Le but de cette solidarité, c'est que les instituts africains puissent contribuer localement à la lutte contre l'épidémie. En développant notre action à l'échelle internationale, nous sommes fidèles à la pensée exprimée par Louis Pasteur voilà plus de cent trente ans. Il faut assurer une prise en charge efficace de l'épidémie, partout sur la planète.

Mme Catherine Morin-Desailly, présidente. - Nous suivons de près le travail des instituts Pasteur - nous avons notamment visité l'institut de Hué, au Vietnam. Leur réputation, notamment en matière de virologie, s'appuie sur des moyens annuels dédiés, et, à ce titre, nous serons extrêmement vigilants lors des prochains débats budgétaires. La ministre de l'enseignement supérieur, de la recherche et de l'innovation nous a annoncé un budget « recherche » augmenté de 400 millions d'euros en 2021. S'y ajoutent le plan d'urgence de 50 millions d'euros au titre du Covid-19, les 3 millions d'euros de l'appel à projets Flash de l'ANR et les fonds investis dans le projet REacting.
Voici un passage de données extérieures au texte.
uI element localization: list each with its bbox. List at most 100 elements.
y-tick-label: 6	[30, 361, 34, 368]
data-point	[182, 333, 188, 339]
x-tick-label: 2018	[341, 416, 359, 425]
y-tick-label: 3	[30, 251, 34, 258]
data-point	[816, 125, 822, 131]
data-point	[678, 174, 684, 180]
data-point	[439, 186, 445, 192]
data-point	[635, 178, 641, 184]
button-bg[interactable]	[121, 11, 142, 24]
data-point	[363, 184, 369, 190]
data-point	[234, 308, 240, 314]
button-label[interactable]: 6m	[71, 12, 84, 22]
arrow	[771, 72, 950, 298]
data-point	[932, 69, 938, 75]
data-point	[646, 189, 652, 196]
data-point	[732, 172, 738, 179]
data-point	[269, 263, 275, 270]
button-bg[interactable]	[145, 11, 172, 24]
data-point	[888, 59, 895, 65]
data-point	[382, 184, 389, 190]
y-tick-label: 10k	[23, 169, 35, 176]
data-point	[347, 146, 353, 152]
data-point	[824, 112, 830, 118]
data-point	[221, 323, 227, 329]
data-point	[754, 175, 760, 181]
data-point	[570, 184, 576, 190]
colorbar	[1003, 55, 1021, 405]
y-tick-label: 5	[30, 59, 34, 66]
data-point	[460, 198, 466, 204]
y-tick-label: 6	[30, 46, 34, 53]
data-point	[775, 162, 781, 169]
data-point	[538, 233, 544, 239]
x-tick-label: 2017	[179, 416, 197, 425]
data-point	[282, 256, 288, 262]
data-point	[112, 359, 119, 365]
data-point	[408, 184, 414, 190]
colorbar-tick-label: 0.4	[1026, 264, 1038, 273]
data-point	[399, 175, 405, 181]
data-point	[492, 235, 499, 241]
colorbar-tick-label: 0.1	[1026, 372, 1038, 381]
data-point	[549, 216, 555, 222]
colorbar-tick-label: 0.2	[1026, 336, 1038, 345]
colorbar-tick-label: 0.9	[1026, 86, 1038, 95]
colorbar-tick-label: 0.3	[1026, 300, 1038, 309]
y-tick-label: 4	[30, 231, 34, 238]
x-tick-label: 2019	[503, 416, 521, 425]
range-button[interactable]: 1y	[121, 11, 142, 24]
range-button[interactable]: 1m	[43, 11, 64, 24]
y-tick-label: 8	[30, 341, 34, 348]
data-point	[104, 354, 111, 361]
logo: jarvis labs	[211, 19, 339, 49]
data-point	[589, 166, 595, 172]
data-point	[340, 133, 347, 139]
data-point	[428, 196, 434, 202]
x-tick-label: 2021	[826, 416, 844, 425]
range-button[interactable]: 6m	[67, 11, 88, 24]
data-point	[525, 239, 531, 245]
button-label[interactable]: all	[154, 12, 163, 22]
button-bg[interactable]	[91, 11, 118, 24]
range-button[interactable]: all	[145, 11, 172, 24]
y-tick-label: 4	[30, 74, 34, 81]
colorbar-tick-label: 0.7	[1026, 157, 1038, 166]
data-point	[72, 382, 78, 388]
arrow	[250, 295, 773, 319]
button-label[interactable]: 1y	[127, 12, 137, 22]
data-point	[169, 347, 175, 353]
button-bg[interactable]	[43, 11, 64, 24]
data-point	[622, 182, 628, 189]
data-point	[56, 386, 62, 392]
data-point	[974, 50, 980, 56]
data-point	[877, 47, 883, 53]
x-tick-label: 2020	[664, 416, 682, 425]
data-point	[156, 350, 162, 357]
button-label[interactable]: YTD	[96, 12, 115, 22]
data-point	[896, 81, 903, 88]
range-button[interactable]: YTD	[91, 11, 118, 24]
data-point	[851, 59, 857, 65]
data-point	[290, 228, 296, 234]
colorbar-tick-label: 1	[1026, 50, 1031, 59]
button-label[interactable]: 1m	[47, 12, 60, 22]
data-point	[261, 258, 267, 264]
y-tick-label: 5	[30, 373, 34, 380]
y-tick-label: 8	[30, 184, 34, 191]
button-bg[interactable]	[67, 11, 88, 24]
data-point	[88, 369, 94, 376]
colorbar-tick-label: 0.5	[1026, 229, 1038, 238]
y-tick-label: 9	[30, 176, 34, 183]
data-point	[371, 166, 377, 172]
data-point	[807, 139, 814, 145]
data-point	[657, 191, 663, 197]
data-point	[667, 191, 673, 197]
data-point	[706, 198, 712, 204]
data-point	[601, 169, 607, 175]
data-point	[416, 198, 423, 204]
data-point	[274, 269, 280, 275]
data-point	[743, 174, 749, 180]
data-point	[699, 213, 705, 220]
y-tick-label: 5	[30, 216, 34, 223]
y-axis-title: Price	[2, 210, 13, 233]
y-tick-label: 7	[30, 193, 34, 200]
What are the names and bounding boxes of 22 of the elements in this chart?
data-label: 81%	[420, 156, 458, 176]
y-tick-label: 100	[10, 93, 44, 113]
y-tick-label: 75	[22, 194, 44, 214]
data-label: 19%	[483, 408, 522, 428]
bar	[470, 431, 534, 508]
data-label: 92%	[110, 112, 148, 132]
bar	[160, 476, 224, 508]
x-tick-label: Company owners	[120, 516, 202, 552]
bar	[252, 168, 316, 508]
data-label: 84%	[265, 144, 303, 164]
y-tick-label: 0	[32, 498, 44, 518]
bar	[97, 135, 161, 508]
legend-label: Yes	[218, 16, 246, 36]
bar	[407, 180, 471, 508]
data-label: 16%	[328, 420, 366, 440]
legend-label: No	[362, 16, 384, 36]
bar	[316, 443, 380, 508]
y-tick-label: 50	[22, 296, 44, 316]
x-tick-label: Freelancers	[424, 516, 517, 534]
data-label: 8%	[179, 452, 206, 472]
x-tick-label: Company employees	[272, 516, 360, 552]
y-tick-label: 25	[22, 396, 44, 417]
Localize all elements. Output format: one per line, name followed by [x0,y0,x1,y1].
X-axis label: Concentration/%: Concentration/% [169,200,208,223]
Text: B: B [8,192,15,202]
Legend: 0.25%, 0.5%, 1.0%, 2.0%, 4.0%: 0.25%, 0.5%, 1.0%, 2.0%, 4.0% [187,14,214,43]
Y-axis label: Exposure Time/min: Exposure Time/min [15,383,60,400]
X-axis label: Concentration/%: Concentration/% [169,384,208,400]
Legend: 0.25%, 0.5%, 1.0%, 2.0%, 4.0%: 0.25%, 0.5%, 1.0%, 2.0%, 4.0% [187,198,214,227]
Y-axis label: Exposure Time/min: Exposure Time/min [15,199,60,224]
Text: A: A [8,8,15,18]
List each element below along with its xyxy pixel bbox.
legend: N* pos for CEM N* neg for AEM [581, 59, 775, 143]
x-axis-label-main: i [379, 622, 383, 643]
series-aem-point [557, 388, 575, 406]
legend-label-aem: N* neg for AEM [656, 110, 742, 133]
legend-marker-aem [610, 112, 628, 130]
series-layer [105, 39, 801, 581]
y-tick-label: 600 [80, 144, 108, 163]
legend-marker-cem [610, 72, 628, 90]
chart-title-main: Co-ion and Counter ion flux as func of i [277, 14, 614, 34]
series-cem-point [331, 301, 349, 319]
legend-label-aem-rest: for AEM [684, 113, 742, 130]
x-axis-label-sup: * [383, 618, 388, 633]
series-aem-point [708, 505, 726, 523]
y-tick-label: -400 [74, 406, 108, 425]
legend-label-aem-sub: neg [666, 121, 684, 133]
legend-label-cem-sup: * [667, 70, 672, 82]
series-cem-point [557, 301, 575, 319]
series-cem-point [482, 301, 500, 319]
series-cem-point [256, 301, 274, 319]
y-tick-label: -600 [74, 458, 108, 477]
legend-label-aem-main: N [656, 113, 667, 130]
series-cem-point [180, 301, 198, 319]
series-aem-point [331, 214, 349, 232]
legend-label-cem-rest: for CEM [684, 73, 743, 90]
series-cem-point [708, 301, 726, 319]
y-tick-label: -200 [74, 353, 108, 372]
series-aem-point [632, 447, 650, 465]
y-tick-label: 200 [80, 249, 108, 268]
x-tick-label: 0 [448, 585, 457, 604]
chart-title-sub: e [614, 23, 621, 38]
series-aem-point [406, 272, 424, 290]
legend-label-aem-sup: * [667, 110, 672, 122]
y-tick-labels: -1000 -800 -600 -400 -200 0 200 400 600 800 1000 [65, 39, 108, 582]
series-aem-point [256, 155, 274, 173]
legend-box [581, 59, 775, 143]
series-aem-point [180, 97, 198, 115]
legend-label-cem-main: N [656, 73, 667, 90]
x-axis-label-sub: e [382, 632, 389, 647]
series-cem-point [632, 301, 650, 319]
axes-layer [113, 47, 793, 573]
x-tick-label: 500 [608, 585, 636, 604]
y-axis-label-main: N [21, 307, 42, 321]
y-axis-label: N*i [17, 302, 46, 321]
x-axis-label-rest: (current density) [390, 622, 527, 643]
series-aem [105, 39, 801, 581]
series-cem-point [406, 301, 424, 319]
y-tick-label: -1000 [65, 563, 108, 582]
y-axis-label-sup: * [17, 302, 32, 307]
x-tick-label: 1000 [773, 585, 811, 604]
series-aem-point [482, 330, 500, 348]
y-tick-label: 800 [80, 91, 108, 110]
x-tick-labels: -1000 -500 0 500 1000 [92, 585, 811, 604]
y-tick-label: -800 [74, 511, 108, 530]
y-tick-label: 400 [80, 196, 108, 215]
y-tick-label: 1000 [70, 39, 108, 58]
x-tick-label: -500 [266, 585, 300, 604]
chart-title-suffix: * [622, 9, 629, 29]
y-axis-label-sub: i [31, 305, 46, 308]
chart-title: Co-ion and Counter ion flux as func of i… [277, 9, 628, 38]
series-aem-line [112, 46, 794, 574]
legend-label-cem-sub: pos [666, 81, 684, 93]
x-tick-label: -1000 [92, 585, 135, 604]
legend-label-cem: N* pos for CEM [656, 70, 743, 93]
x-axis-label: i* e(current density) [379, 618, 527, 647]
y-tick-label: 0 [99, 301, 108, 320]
Nous resterons en lien avec vous pour nous assurer que vos recherches sont bel et bien financées. Vous portez nos espoirs : le confinement à vie n'est pas une solution...

M. Christophe d'Enfert. - Nous sommes bien d'accord !

Mme Catherine Morin-Desailly, présidente. - Nous sommes donc suspendus à vos travaux de recherche thérapeutique.

Enfin - Laure Darcos l'a souligné -, nous sommes très attentifs à la défiscalisation des dons dans le cadre du mécénat. À cet égard, votre fondation est en première ligne.

Nous exprimons à tous les chercheurs de l'institut Pasteur nos encouragements et notre gratitude.

La téléconférence est close à 10 h 50.